Suppose the shell script name is sample.sh. Then the script should be called like sample.sh ou=x.o=z o=y
Like said previously no of lines in the file will vary. I know how to read line by line pass each line to shell script. But here I need to pass all the arguments in one shot. Will argList = $argList + "$line" will suffice?

Hi kalpeer,
Thanks for your reply. Actually the file may contain some line starting with #. Those lines we need to ignore. Also we need to ignore if there are any blank lines. So I think that time this method will not work.
Ex:
samplefile

#This is a sample file
#Only for examples

ou=x,o=n
ou=a,ou=b,o=c

o=n

So, now we need to pass 3 arguments like this:
sample.sh ou=x,o=n ou=a,ou=b,o=c o=n

below script will ignore # and blank space

#! /bin/bash
val=`awk '$0 !~ /^[#]|[\ ]/{
i=0
printf("%s ",$0)
}' inp4`
./te5 $val
echo $val

if you want add any other pattern apart from # and blank space you can update this line in the script

awk '$0 !~ /^[#]|[\ ]/{

Thanks
Kalai

Why not let the shell script parse the configuration file?

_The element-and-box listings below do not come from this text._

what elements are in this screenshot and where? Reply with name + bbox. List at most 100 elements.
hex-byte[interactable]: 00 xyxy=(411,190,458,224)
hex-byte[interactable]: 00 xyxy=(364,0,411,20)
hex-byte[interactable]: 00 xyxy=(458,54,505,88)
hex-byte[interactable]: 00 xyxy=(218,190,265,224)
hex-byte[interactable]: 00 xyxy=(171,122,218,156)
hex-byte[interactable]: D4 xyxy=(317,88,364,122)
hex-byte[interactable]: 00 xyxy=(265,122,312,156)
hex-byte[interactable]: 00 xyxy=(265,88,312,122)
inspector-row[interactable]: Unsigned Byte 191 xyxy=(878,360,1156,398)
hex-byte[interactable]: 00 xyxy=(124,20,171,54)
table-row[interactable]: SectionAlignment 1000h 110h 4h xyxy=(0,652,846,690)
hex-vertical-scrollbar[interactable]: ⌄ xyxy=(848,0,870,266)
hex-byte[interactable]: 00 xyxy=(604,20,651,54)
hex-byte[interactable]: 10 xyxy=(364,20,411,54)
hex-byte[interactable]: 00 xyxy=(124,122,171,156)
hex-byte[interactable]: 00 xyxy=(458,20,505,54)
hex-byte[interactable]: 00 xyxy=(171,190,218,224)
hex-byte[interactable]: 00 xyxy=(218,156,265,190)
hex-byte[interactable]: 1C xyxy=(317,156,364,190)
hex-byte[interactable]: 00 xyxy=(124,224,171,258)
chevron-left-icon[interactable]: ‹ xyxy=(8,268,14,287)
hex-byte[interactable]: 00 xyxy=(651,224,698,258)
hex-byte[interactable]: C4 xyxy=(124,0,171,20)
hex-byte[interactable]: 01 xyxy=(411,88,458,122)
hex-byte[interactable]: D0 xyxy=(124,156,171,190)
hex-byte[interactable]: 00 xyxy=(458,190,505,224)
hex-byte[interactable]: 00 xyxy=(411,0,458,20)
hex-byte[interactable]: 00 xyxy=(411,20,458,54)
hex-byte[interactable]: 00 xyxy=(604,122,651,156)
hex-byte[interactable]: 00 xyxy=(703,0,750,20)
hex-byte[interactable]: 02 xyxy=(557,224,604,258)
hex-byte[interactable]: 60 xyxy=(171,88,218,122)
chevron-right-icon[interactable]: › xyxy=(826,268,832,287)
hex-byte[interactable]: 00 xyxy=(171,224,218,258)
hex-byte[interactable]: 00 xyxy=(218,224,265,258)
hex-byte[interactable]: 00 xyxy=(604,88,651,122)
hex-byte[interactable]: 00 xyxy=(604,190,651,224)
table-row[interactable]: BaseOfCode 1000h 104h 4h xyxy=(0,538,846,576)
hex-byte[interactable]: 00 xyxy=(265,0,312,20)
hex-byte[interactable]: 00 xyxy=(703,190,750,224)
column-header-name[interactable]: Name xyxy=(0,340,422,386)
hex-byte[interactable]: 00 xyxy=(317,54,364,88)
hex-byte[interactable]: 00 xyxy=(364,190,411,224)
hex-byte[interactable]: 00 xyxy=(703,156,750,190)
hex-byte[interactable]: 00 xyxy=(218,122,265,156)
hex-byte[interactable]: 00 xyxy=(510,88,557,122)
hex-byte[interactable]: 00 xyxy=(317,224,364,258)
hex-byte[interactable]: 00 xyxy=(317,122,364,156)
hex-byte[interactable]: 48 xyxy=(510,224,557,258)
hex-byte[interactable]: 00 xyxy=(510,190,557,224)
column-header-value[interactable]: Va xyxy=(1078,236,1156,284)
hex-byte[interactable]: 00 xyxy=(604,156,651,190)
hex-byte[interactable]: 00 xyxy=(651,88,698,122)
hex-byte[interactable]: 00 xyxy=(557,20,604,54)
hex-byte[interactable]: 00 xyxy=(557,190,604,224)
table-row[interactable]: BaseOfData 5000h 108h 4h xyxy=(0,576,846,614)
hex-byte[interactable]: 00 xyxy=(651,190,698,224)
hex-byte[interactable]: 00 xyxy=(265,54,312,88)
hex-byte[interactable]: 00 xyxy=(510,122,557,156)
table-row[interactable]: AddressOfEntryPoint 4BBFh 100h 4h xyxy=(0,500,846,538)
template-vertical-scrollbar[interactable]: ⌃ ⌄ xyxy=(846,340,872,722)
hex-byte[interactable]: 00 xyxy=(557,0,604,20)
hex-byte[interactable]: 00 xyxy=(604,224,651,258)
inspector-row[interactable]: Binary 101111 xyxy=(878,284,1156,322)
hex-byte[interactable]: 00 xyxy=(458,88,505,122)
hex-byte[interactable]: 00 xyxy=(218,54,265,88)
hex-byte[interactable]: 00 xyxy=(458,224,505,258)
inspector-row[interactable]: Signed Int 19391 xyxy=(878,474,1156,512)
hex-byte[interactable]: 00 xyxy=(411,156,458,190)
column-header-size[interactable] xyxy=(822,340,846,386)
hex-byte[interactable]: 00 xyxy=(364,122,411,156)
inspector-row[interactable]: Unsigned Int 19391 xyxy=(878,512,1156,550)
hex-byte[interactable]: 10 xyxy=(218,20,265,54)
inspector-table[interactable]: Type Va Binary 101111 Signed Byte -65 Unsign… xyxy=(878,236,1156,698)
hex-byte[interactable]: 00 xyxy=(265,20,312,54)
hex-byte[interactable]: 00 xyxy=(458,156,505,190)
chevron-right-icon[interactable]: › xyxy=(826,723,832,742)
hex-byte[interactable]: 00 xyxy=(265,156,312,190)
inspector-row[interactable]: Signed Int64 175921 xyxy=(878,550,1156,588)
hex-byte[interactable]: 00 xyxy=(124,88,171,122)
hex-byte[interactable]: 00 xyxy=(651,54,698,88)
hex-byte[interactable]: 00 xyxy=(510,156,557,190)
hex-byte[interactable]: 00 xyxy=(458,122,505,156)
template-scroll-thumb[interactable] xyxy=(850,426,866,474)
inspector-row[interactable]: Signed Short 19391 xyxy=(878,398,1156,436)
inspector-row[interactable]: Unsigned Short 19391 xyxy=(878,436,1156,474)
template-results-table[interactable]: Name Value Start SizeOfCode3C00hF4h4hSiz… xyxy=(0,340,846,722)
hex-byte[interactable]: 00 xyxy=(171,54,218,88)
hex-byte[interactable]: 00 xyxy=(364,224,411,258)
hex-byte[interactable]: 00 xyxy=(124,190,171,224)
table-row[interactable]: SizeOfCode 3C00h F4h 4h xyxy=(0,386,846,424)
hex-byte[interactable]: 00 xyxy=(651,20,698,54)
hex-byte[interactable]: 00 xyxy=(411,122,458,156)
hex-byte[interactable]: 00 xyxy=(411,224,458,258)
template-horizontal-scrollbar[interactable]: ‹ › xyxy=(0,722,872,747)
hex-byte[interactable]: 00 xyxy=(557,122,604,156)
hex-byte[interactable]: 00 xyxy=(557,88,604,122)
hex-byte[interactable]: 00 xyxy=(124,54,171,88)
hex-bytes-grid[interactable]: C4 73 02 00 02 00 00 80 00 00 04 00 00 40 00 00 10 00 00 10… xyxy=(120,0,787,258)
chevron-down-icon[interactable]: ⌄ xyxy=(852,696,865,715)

@kalpeer, thanks a lot dude. Can you please clarify how it works? It will be helpful for me in later contexts as I am new to linux shell script area.Also I need to replace dot in any line by a comma. Sorry for bugging you :(. Going mad

@fpmurphy: Didn't get you. Can you please calrify?

Shell scripts can read shell scripts natively.

. configurationfile

No parsing, no nonsense with eval, it just reads it, and it just works.